Catherine Sandoval | |
---|---|
Born | East Los Angeles, California, USA |
Other names | Catherine Janet Kissee-Sandoval Catherine J.K. Sandoval Cathy Kissee-Sandoval |
Education | Law degree, Master of Letters |
Alma mater |
Yale University, Oxford University, Stanford Law School |
Occupation | Commissioner, law professor |
Employer |
Santa Clara University School of Law, California Public Utilities Commission |
Catherine J.K. Sandoval is the first Hispanic commissioner of the California Public Utilities Commission. Sandoval is a professor at Santa Clara University School of Law. In 1984, she was the first Latina Rhodes scholar.
Sandoval was born in Los Angeles, California, to Vernon Kissee, a court reporter from Missouri, and Helen Sandoval; a woman born and raised in Arizona. Her maternal grandfather was born in Guanajuato, Mexico. Along with an older and a younger sister, Sandoval was brought up in Boyle Heights, Los Angeles.
In a Los Angeles Times opinion article, she recalled in 1991 that her elementary school, Dacotah Street School (now Christopher Dena Elementary School), was 95% Hispanic and that:
While I was in the first grade, the principal somehow determined that all the students were mentally retarded. Working with other parents, my mother and father fought the label and got the state to test us. The tests revealed that few, if any, of us were "retarded" and some were gifted. I shudder to think about how things would have turned out if our parents had not fought that "retarded" label.
Sandoval's family moved a few miles eastward to Montebello, where she attended Eastmont Intermediate School and Schurr High School.
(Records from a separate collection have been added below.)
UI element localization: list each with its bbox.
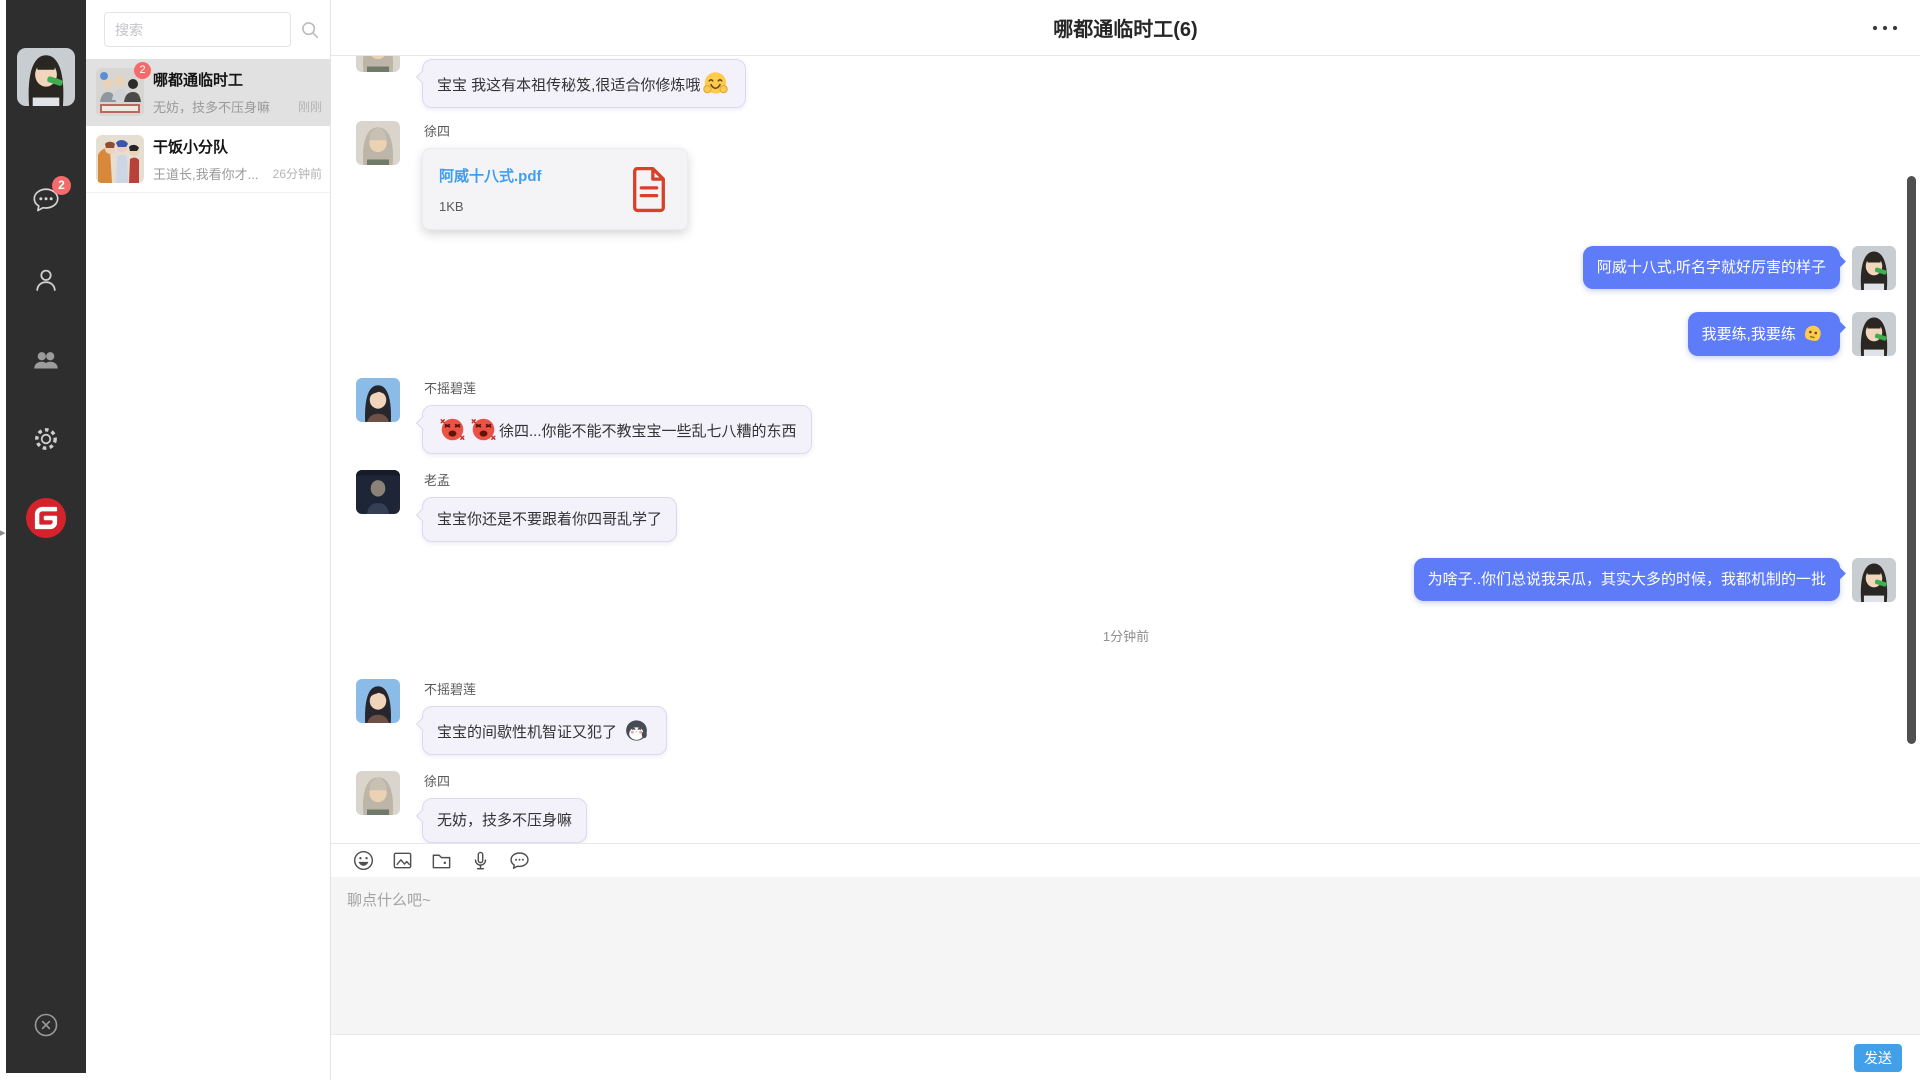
baobao-avatar[interactable] <box>1852 312 1896 356</box>
message-row: 徐四阿威十八式.pdf 1KB <box>356 121 1896 230</box>
file-size: 1KB <box>439 199 542 214</box>
file-message-card[interactable]: 阿威十八式.pdf 1KB <box>422 148 688 230</box>
melting-face-emoji <box>1802 322 1824 344</box>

Sandoval entered Yale University in 1978. She served on the Minority Admissions Advisory Committee where she noted that about 35% of the Hispanic students at Yale dropped out, compared to only 5% of the total student population. In 1984 she graduated magna cum laude with a bachelor of arts degree in Latin American Studies. Encouraged by her teachers and a Rhodes scholar, she applied for and received a Rhodes scholarship—the first female Latin-American recipient. Sandoval entered Oxford University in October 1984 on her scholarship and studied global politics, forming a thesis regarding U.S. and Western European policy toward Nicaragua and El Salvador. In 1983-84, she studied the record of Latinos enrolled in Ivy League schools. At Oxford, she rowed on the crew team and she lettered in varsity basketball. In 1987, she left Oxford for Stanford Law School. There, she served on the Stanford Law Review and the Stanford Journal of International Law. Sandoval co-chaired the Stanford Latino Law Students Association. In 1990 after three years at Stanford, she completed the thesis work she had started as a Rhodes scholar, and was awarded a Master of Letters in Politics from Oxford. The same year, she earned a law degree from Stanford Law School.